Jan 06, 2012 20:59
Wow. This is the movie that had so many people talking? Talk about Hollywood tripe. First of all, to all those who call it empowering for the black maids-- what??? A white woman comes into their lives, uses them to write a book, runs off to NY. And this empowers THEM? They got $46 out of it. Granted, that's about $500 or so today but still.
Second, and more importantly, the movie sure ended at a rather...fortuitous point, didn't it? Before the worst of the reprisals. Yes, we saw the apparently only decent white family in the entire town, inviting Minny to dinner and holding her chair for her. We also saw Aibileen lose her job. How long is $46 going to last her? Not long. And what next? She has no more chances in that city. The KKK recently killed someone in that city. Who are they going to go after next? And what then?

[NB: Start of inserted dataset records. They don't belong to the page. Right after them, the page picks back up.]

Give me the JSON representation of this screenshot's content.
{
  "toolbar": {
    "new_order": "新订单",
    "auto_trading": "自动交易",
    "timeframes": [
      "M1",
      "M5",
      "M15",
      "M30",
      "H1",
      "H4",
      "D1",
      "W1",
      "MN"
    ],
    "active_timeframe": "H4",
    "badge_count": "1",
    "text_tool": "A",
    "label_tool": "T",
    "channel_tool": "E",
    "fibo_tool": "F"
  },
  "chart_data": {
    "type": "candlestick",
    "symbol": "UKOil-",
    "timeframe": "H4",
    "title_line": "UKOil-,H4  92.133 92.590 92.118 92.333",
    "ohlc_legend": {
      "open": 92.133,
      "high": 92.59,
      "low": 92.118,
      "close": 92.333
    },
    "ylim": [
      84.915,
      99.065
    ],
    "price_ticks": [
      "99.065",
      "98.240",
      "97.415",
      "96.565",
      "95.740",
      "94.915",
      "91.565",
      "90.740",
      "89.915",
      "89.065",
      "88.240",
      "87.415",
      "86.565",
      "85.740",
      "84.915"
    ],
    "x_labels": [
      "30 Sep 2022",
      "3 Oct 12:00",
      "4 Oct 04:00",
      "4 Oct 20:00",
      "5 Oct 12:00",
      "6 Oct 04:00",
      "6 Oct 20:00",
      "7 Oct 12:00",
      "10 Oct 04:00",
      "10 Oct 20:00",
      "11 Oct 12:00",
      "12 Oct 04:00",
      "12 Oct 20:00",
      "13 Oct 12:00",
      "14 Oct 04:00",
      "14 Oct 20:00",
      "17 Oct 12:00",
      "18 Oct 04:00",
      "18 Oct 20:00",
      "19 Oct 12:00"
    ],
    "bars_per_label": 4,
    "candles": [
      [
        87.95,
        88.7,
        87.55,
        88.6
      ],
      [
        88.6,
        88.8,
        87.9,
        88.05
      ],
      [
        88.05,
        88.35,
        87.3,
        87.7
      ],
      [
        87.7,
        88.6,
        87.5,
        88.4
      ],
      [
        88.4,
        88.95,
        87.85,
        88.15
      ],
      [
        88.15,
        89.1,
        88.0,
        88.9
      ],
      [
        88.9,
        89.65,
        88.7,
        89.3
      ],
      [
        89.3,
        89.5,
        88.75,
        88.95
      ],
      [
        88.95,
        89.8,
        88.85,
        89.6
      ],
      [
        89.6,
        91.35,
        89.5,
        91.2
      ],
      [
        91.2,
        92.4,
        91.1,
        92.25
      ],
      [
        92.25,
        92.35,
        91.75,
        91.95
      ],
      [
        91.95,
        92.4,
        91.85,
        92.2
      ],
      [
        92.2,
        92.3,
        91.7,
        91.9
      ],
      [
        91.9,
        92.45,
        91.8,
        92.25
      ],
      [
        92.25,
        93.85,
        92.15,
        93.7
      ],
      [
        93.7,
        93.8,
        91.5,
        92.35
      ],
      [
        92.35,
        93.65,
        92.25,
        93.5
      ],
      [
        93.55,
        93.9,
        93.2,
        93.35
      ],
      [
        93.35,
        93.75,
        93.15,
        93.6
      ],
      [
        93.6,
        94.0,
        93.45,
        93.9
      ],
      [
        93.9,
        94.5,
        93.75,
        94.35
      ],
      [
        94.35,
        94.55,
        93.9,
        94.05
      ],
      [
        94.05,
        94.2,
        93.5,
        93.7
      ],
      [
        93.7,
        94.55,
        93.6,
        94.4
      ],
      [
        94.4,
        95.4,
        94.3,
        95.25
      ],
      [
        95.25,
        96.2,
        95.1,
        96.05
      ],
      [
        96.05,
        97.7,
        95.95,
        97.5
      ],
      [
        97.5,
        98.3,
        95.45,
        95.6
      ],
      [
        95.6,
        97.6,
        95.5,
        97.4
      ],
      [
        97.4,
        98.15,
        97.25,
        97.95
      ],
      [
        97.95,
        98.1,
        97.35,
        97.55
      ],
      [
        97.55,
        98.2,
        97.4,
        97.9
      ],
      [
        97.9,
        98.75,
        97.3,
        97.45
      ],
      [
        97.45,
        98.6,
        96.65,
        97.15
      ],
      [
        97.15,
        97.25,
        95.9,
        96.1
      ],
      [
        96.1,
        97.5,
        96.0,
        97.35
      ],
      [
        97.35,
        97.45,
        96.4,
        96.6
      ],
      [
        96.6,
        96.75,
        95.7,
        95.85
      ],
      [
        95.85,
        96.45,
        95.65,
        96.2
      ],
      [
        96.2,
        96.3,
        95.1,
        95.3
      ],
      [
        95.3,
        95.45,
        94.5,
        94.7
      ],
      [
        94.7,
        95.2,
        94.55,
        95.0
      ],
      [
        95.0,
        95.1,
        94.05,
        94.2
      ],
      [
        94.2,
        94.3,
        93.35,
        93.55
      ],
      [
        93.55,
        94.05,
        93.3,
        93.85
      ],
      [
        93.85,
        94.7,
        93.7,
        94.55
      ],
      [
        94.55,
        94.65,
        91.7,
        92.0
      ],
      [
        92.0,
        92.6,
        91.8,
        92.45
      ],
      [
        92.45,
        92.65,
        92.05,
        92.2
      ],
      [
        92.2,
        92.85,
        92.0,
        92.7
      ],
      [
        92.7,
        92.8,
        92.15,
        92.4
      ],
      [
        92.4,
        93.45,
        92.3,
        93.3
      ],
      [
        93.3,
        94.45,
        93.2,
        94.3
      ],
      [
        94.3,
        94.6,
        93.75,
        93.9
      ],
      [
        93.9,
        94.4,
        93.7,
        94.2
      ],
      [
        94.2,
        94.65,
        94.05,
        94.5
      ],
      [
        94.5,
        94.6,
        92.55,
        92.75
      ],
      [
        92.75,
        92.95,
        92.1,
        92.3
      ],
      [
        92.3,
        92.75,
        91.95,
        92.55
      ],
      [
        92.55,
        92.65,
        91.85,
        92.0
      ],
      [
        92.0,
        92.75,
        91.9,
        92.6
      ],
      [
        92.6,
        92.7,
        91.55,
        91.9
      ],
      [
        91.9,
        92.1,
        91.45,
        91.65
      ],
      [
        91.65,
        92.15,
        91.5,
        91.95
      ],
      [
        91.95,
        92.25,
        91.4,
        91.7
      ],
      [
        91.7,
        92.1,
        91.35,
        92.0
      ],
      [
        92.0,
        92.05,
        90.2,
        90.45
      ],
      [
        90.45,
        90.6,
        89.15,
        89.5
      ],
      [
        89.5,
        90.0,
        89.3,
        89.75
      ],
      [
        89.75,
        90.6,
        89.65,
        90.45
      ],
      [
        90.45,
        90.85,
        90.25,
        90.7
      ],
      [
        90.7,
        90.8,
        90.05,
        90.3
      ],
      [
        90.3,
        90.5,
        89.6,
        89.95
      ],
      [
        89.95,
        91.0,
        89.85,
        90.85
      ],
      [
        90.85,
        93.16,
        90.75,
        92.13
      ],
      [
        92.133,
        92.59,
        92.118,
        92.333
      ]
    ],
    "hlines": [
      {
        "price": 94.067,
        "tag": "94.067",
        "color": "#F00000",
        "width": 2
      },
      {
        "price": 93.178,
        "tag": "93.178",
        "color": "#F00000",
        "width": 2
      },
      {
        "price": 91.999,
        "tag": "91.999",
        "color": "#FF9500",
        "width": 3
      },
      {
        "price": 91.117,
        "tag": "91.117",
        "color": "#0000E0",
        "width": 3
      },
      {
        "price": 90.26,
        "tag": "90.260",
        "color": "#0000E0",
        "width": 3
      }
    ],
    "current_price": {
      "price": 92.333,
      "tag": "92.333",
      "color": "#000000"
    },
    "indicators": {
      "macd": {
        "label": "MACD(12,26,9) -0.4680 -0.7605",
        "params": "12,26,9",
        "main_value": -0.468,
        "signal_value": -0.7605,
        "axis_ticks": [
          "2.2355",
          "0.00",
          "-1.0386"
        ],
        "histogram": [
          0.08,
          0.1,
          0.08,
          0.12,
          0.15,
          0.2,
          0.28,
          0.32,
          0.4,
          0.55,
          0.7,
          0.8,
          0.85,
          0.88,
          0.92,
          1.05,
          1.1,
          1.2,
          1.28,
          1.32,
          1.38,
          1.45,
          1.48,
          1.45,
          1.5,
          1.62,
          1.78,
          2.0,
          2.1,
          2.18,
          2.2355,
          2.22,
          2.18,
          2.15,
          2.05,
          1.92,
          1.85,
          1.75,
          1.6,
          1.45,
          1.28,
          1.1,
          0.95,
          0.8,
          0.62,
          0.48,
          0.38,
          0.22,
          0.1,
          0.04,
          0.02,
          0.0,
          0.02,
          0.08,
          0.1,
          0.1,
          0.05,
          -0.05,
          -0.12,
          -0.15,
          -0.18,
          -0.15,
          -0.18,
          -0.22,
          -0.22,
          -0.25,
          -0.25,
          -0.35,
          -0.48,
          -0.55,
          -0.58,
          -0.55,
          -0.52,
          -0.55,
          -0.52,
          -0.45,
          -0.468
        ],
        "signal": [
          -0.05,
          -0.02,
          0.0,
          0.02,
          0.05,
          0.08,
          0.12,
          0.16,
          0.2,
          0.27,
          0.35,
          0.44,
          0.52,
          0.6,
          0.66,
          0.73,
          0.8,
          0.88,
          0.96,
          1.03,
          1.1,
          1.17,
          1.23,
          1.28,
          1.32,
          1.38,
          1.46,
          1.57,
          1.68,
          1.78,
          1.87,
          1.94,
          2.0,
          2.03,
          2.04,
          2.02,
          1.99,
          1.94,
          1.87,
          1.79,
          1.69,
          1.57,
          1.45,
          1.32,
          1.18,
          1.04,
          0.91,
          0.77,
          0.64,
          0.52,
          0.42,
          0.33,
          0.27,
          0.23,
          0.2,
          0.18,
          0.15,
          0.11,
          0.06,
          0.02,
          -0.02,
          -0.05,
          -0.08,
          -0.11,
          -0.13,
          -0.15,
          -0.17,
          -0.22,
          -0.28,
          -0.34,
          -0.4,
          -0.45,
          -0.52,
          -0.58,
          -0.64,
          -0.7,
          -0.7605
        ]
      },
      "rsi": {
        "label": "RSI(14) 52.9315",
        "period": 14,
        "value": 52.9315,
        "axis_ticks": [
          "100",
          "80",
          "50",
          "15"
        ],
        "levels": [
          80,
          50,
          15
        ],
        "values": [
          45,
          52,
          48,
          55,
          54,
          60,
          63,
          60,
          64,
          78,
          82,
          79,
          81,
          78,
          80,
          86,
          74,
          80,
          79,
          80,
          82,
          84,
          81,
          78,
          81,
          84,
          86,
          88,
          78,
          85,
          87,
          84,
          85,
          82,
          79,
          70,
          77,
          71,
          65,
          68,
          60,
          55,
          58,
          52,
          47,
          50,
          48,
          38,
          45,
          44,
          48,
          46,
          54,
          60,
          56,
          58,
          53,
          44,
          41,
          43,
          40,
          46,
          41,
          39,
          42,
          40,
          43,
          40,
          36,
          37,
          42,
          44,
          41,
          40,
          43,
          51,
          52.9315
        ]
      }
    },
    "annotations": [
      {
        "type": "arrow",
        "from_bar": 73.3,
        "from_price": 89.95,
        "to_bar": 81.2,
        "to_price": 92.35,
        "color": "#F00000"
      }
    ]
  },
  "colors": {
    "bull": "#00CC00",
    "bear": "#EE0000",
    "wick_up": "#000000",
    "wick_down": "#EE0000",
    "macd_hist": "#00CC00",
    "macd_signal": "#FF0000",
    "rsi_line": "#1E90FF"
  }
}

Miss Big NY journalist Skeeter is going to write their obituaries?
Other than the plot holes and problems, the movie was typical Hollywood except that Skeeter did not get the guy at the end. Though, really, the whole thing was just sloppily written. A few characters undergo personality transfusions somewhere between scenes, it seems. Suddenly, they just change. No explanations. Bad writing. Just... ugh.
"The Long Walk Home" at least shows some of what was going on, though in Montgomery, not Jackson. At least there, everything doesn't take place in an atmosphere which reminds me of "Mean Girls", though 40 years earlier, and with a slightly older in crowd.